Wednesday, January 30, 2008

Pizza, Fat and Genetics


My 12 year old granddaughter is as slim as a rail. Not "skinny" but just perfect... looks great in pants etc. Like I never did, never was. And she basically eats what she wants too. Fast food, pizza, whatever. Even according to the fat-a-phobes, she is apparently like 90 percent of the other kids because the so called "obesity epidemic" only affects 10 percent of kids!

And I was in the "lucky" 10 percent!

I remember those darned kids who lived on pizza and coke when we were in High School and never had a weight problem. I had to starve, literally, to get down to 135-140 and then the minute I stopped starving I gained right up to 170. (And I'm 5'5" so I'm somewhat altitudinally challenged). Unlike these modern kids, pizza and coke was basically never in the house for us - neither candy except at Christmastime and Easter. We had apples and oranges for snacks.

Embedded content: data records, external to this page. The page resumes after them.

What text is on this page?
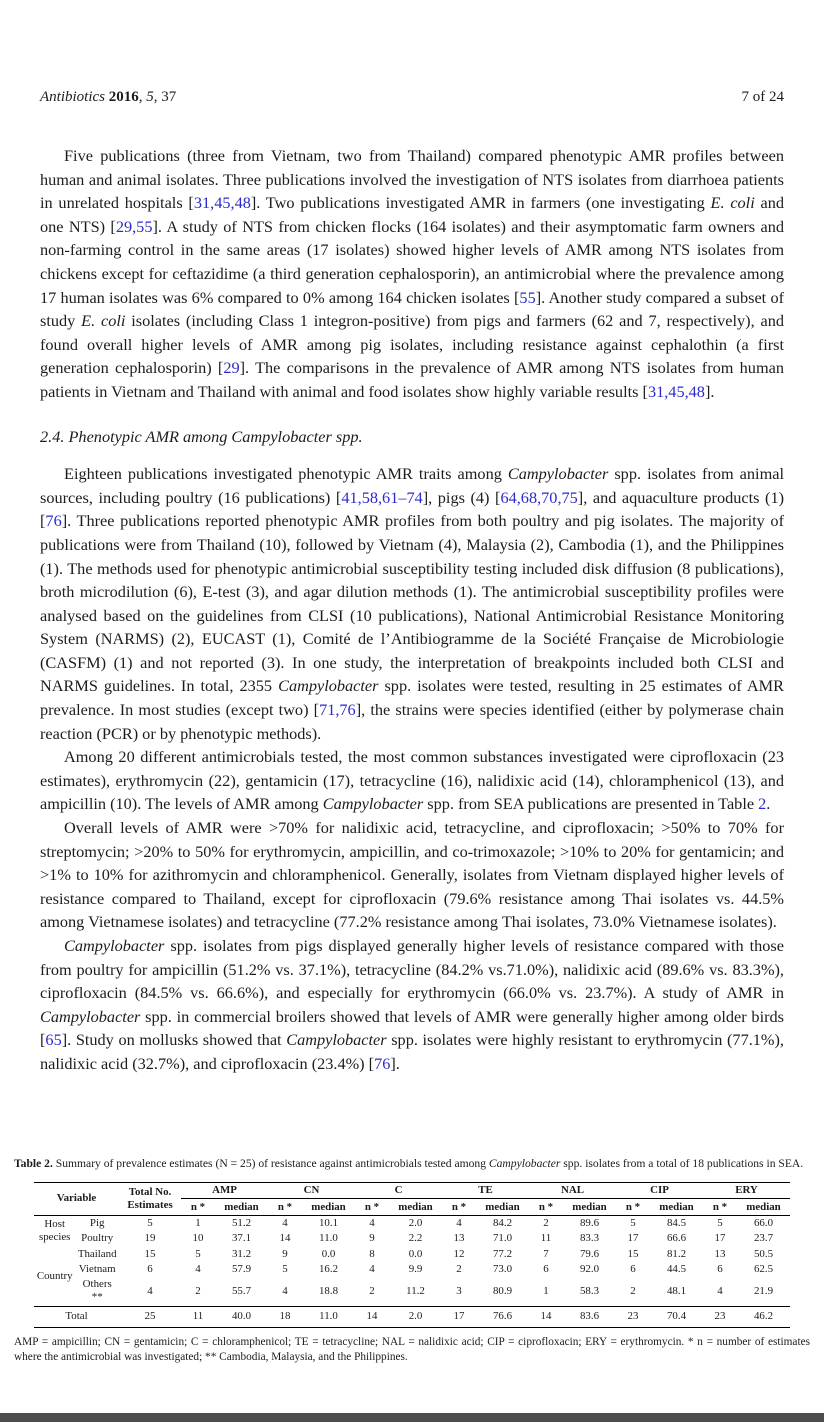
Antibiotics 2016, 5, 37	7 of 24

Five publications (three from Vietnam, two from Thailand) compared phenotypic AMR profiles between human and animal isolates. Three publications involved the investigation of NTS isolates from diarrhoea patients in unrelated hospitals [31,45,48]. Two publications investigated AMR in farmers (one investigating E. coli and one NTS) [29,55]. A study of NTS from chicken flocks (164 isolates) and their asymptomatic farm owners and non-farming control in the same areas (17 isolates) showed higher levels of AMR among NTS isolates from chickens except for ceftazidime (a third generation cephalosporin), an antimicrobial where the prevalence among 17 human isolates was 6% compared to 0% among 164 chicken isolates [55]. Another study compared a subset of study E. coli isolates (including Class 1 integron-positive) from pigs and farmers (62 and 7, respectively), and found overall higher levels of AMR among pig isolates, including resistance against cephalothin (a first generation cephalosporin) [29]. The comparisons in the prevalence of AMR among NTS isolates from human patients in Vietnam and Thailand with animal and food isolates show highly variable results [31,45,48].

2.4. Phenotypic AMR among Campylobacter spp.

Eighteen publications investigated phenotypic AMR traits among Campylobacter spp. isolates from animal sources, including poultry (16 publications) [41,58,61–74], pigs (4) [64,68,70,75], and aquaculture products (1) [76]. Three publications reported phenotypic AMR profiles from both poultry and pig isolates. The majority of publications were from Thailand (10), followed by Vietnam (4), Malaysia (2), Cambodia (1), and the Philippines (1). The methods used for phenotypic antimicrobial susceptibility testing included disk diffusion (8 publications), broth microdilution (6), E-test (3), and agar dilution methods (1). The antimicrobial susceptibility profiles were analysed based on the guidelines from CLSI (10 publications), National Antimicrobial Resistance Monitoring System (NARMS) (2), EUCAST (1), Comité de l’Antibiogramme de la Société Française de Microbiologie (CASFM) (1) and not reported (3). In one study, the interpretation of breakpoints included both CLSI and NARMS guidelines. In total, 2355 Campylobacter spp. isolates were tested, resulting in 25 estimates of AMR prevalence. In most studies (except two) [71,76], the strains were species identified (either by polymerase chain reaction (PCR) or by phenotypic methods).

Among 20 different antimicrobials tested, the most common substances investigated were ciprofloxacin (23 estimates), erythromycin (22), gentamicin (17), tetracycline (16), nalidixic acid (14), chloramphenicol (13), and ampicillin (10). The levels of AMR among Campylobacter spp. from SEA publications are presented in Table 2.

Overall levels of AMR were >70% for nalidixic acid, tetracycline, and ciprofloxacin; >50% to 70% for streptomycin; >20% to 50% for erythromycin, ampicillin, and co-trimoxazole; >10% to 20% for gentamicin; and >1% to 10% for azithromycin and chloramphenicol. Generally, isolates from Vietnam displayed higher levels of resistance compared to Thailand, except for ciprofloxacin (79.6% resistance among Thai isolates vs. 44.5% among Vietnamese isolates) and tetracycline (77.2% resistance among Thai isolates, 73.0% Vietnamese isolates).

Campylobacter spp. isolates from pigs displayed generally higher levels of resistance compared with those from poultry for ampicillin (51.2% vs. 37.1%), tetracycline (84.2% vs.71.0%), nalidixic acid (89.6% vs. 83.3%), ciprofloxacin (84.5% vs. 66.6%), and especially for erythromycin (66.0% vs. 23.7%). A study of AMR in Campylobacter spp. in commercial broilers showed that levels of AMR were generally higher among older birds [65]. Study on mollusks showed that Campylobacter spp. isolates were highly resistant to erythromycin (77.1%), nalidixic acid (32.7%), and ciprofloxacin (23.4%) [76].

Table 2. Summary of prevalence estimates (N = 25) of resistance against antimicrobials tested among Campylobacter spp. isolates from a total of 18 publications in SEA.

Variable		Total No.
Estimates	AMP		CN		C		TE		NAL		CIP		ERY	
			n *	median	n *	median	n *	median	n *	median	n *	median	n *	median	n *	median
Host species	Pig	5	1	51.2	4	10.1	4	2.0	4	84.2	2	89.6	5	84.5	5	66.0
	Poultry	19	10	37.1	14	11.0	9	2.2	13	71.0	11	83.3	17	66.6	17	23.7
Country	Thailand	15	5	31.2	9	0.0	8	0.0	12	77.2	7	79.6	15	81.2	13	50.5
	Vietnam	6	4	57.9	5	16.2	4	9.9	2	73.0	6	92.0	6	44.5	6	62.5
	Others **	4	2	55.7	4	18.8	2	11.2	3	80.9	1	58.3	2	48.1	4	21.9
Total		25	11	40.0	18	11.0	14	2.0	17	76.6	14	83.6	23	70.4	23	46.2

AMP = ampicillin; CN = gentamicin; C = chloramphenicol; TE = tetracycline; NAL = nalidixic acid; CIP = ciprofloxacin; ERY = erythromycin. * n = number of estimates where the antimicrobial was investigated; ** Cambodia, Malaysia, and the Philippines.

Pretty much through elementary school, I did 2 hours daily of bicycle riding or skating or playing ball (after school that is, and during school, we had P.E. daily and also active recesses - something kids do not have now).

In High School, I was in intramurals twice a week (played volleyball or tennis or badminton or had trampoline), I swam during my study halls and I walked home from school, 3 miles every day with books and a violin. I also walked to stores and/or my violin students homes (what I did to make a few bucks in High School) That kept me at a weight of 170 lbs, unless I starved (ate about 500-800 calories a day) so I DID starve to stay within a somewhat normal size in High School. No breakfast, no lunch and then, a small supper... can we say "eating disorder" sports fans? Of course no pizza and very little coke. My High School social life was spent in watching others stuff their faces with goodies with apparently no worries about "getting fat".

So, my 12 year old granddaughter told me that they had pizza the other night. Now she's somewhat active but not near as active as I was, riding my bicycle for hours etc - Just out of curiosity, I asked her if pizza filled her up. She answered "Oh yes!" and I said "how much pizza do you have to eat because you are full" and she answered "about 1 and 1/2 pieces!"

I remember distinctly, not only did pizza NOT fill me up but left me with hidden hunger and a sick stomach if I ate more than a bite. And that to fill me up, took at least 3 or 4 pieces of pizza. And at 400 calories a slice, that's a bunch of calories to consume at one time.

Maybe there is something to this satiety disorder thing.

So now I eat mostly veggies, still no pizza, fast food, candy or junk food. And I exercise at least 40 minutes of cardio a day and often more. That to keep at a svelte (not) 250 lbs. (I'm not counting the half hour of yoga I do daily because that's not "fat burning" - actually seems nothing is fat burning for me!)

I talk about this because I see in the papers daily and on TV, slim people expounding about how ALL fat people eat too much and move too little. The latest study (maybe I should put that in quotes!) tells us that you should diet when you are pregnant because if you have a big baby, you are "dooming" your child to a "miserable" lifetime of obesity.

Well, ironically enough, I -ate- during my pregnancy (gained 40 lbs), was clinically obese when I delivered by natural childbirth - I also exercised daily during my pregnancy so was a fit fat mom. I had a normal sized baby who was an Apgar 10 (that's a scoring system from 1 to 10, 10 being the highest score a baby can get meaning no birth defects and perfect healthwise).

So much for the "diet during pregnancy - deliver a small baby" myth. Add that to the numerous myths we hear daily about obesity - like the one which states that -all- fat people eat too much and move too little.

And my 12 year old granddaughter, you know the one with the ideal figure? She weighed 9 lbs at birth and now can eat anything she wants and still is slim without being overly active (like I was).

The name of the game here is -genetics! As geneticist Rudy Leibel states "Size is 40-80 percent genetically controlled".

Genetics, the big "G" word that no one wants to put in the media because we people of size are not only a great target for derision and bad examples, we also are a great market for the diet industry which has now "ballooned" to 55 billion bucks a year just in the USA.

That's a twofer - two for the price of one. Verbally abuse fat people then sell them a diet, over and over again. No wonder the 90 percenters who do not have to deal with clinical obesity are not wild about stopping -that- gravy train!